Cerita Rakyat Putri Nai Manggale
Cerita Rakyat Putri Nai Manggale
(Putri Namanggale)
Cerita Rakyat Sumatera Utara
Pada
suatu hari Raja Panggana yang terkenal pandai memahat dan mengukir mengadakan
pengembaraan keliling negeri. Untuk biaya hidupnya, Raja Panggana sering
memenuhi permintaan penduduk untuk memahat patung atau mengukir rumah. Walaupun
sudah banyak negeri yang dilaluinya dan banyak sudah patung dan ukiran yang
dikerjakannya, masih terasa padanya sesuatu kekurangan yang membuat dirinya
selalu gelisah.
Untuk
menghilangkan kegelisahannya, ia hendak mengasingkan diri pada satu tempat yang
sunyi.
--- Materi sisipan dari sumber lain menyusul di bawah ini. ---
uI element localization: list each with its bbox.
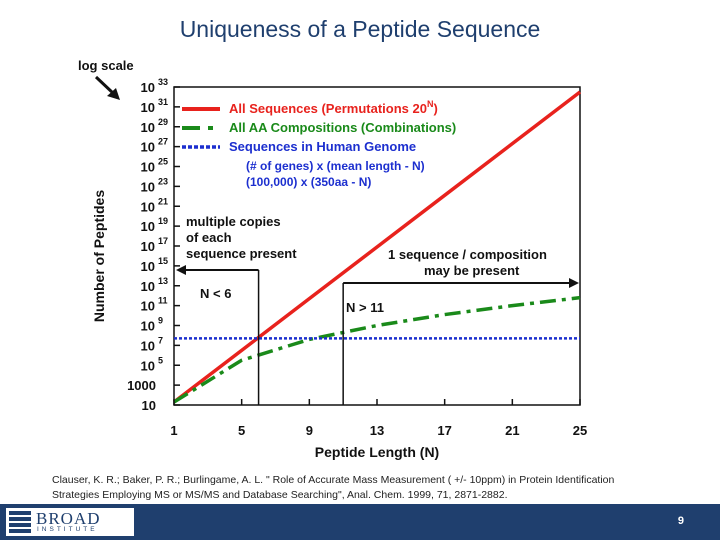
log-scale-note: log scale xyxy=(78,58,134,73)
svg-text:10: 10 xyxy=(141,160,155,175)
logo-subtitle: INSTITUTE xyxy=(37,526,98,533)
svg-text:13: 13 xyxy=(158,276,168,286)
svg-text:10: 10 xyxy=(141,140,155,155)
one-sequence-text: may be present xyxy=(424,263,520,278)
svg-text:10: 10 xyxy=(141,259,155,274)
citation-line-2: Strategies Employing MS or MS/MS and Dat… xyxy=(52,489,508,501)
slide-title: Uniqueness of a Peptide Sequence xyxy=(179,16,541,42)
y-tick-label: 10 xyxy=(142,398,156,413)
x-tick-label: 9 xyxy=(306,423,313,438)
svg-text:10: 10 xyxy=(141,219,155,234)
one-sequence-text: 1 sequence / composition xyxy=(388,247,547,262)
svg-text:All AA Compositions (Combinati: All AA Compositions (Combinations) xyxy=(229,120,456,135)
n-gt-11-label: N > 11 xyxy=(346,300,384,315)
x-axis-label: Peptide Length (N) xyxy=(315,444,439,460)
svg-text:Sequences in Human Genome: Sequences in Human Genome xyxy=(229,139,416,154)
svg-text:5: 5 xyxy=(158,355,163,365)
y-tick-label: 10 31 xyxy=(141,97,168,115)
svg-text:10: 10 xyxy=(141,120,155,135)
svg-text:27: 27 xyxy=(158,137,168,147)
y-tick-label: 10 9 xyxy=(141,316,163,334)
svg-text:All Sequences (Permutations: All Sequences (Permutations 20N) xyxy=(229,99,438,116)
log-scale-arrow-head xyxy=(107,88,120,100)
n-gt-11-arrow-head xyxy=(569,278,579,288)
citation-line-1: Clauser, K. R.; Baker, P. R.; Burlingame… xyxy=(52,474,615,486)
svg-text:29: 29 xyxy=(158,117,168,127)
svg-text:31: 31 xyxy=(158,97,168,107)
y-tick-label: 10 19 xyxy=(141,216,168,234)
y-tick-label: 10 13 xyxy=(141,276,168,294)
svg-text:10: 10 xyxy=(141,358,155,373)
svg-text:19: 19 xyxy=(158,216,168,226)
y-tick-label: 10 21 xyxy=(141,196,168,214)
y-tick-label: 10 33 xyxy=(141,77,168,95)
svg-text:25: 25 xyxy=(158,157,168,167)
svg-text:33: 33 xyxy=(158,77,168,87)
legend-label-1: All Sequences (Permutations 20N) xyxy=(229,99,438,116)
svg-text:15: 15 xyxy=(158,256,168,266)
svg-text:10: 10 xyxy=(141,199,155,214)
svg-text:21: 21 xyxy=(158,196,168,206)
svg-text:11: 11 xyxy=(158,296,168,306)
legend-note-1: (# of genes) x (mean length - N) xyxy=(246,159,425,173)
svg-text:10: 10 xyxy=(141,179,155,194)
svg-text:10: 10 xyxy=(141,100,155,115)
svg-text:7: 7 xyxy=(158,335,163,345)
x-tick-label: 25 xyxy=(573,423,587,438)
svg-text:10: 10 xyxy=(141,299,155,314)
x-tick-label: 21 xyxy=(505,423,519,438)
y-tick-label: 10 11 xyxy=(141,296,168,314)
legend-label-2: All AA Compositions (Combinations) xyxy=(229,120,456,135)
svg-text:10: 10 xyxy=(142,398,156,413)
series-line-2 xyxy=(173,295,581,404)
legend-note-2: (100,000) x (350aa - N) xyxy=(246,175,371,189)
svg-text:10: 10 xyxy=(141,319,155,334)
footer-bar: BROAD INSTITUTE 9 xyxy=(0,504,720,540)
logo-name: BROAD xyxy=(36,509,101,528)
multiple-copies-text: of each xyxy=(186,230,232,245)
broad-logo-mark-icon xyxy=(9,511,31,533)
svg-text:10: 10 xyxy=(141,338,155,353)
svg-text:17: 17 xyxy=(158,236,168,246)
x-tick-label: 1 xyxy=(170,423,177,438)
n-lt-6-arrow-head xyxy=(176,265,186,275)
y-tick-label: 10 29 xyxy=(141,117,168,135)
y-tick-label: 10 7 xyxy=(141,335,163,353)
y-tick-label: 10 15 xyxy=(141,256,168,274)
x-tick-label: 17 xyxy=(437,423,451,438)
svg-text:10: 10 xyxy=(141,80,155,95)
svg-text:1000: 1000 xyxy=(127,378,156,393)
svg-text:23: 23 xyxy=(158,176,168,186)
y-tick-label: 10 5 xyxy=(141,355,163,373)
svg-text:10: 10 xyxy=(141,239,155,254)
series-line-1 xyxy=(172,90,582,404)
y-tick-label: 10 17 xyxy=(141,236,168,254)
y-axis-label: Number of Peptides xyxy=(91,190,107,322)
log-scale-arrow xyxy=(94,75,116,96)
y-tick-label: 10 23 xyxy=(141,176,168,194)
x-tick-label: 13 xyxy=(370,423,384,438)
x-tick-label: 5 xyxy=(238,423,245,438)
broad-logo: BROAD INSTITUTE xyxy=(6,508,134,536)
citation: Clauser, K. R.; Baker, P. R.; Burlingame… xyxy=(52,473,692,503)
n-lt-6-label: N < 6 xyxy=(200,286,231,301)
y-tick-label: 10 25 xyxy=(141,157,168,175)
legend-label-3: Sequences in Human Genome xyxy=(229,139,416,154)
y-tick-label: 1000 xyxy=(127,378,156,393)
page-number: 9 xyxy=(677,515,684,527)
multiple-copies-text: sequence present xyxy=(186,246,297,261)
multiple-copies-text: multiple copies xyxy=(186,214,281,229)
svg-text:10: 10 xyxy=(141,279,155,294)
y-tick-label: 10 27 xyxy=(141,137,168,155)
svg-text:9: 9 xyxy=(158,316,163,326)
Di dalam perjalanan di padang belantara yang penuh dengan alang-alang ia
sangat tertarik pada sebatang pohon tunggal yang hanya itu saja terdapat pada
padang belantara tersebut. Melihat sebatang pohon tunggal itu Raja Panggana
tertegun. Diperhatikannya dahan pohon itu, ranting dan daunnya. Entah apa yang
tumbuh pada diri Raja Panggana, ia melihat pohon itu seperti putri menari.
Dikeluarkannya alat-alatnya, ia mulai bekerja memahat pohon itu menjadi patung
seorang putri yang sedang menari. Ia sangat senang, gelisah hilang.
Sebagai
seorang seniman ia baru pernah mengagumi hasil kerjanya yang begitu cantik dan
mempesona. Seolah-olah dunia ini telah menjadi miliknya. Makin dipandangnya
hasil kerjanya, semakin terasa pada dirinya suatu keagungan.
Pada
pandangan yang demikian, ia melihat patung putri itu mengajaknya untuk menari
bersama. Ia menari bersama patung dipadang belantara yang sunyi tiada orang.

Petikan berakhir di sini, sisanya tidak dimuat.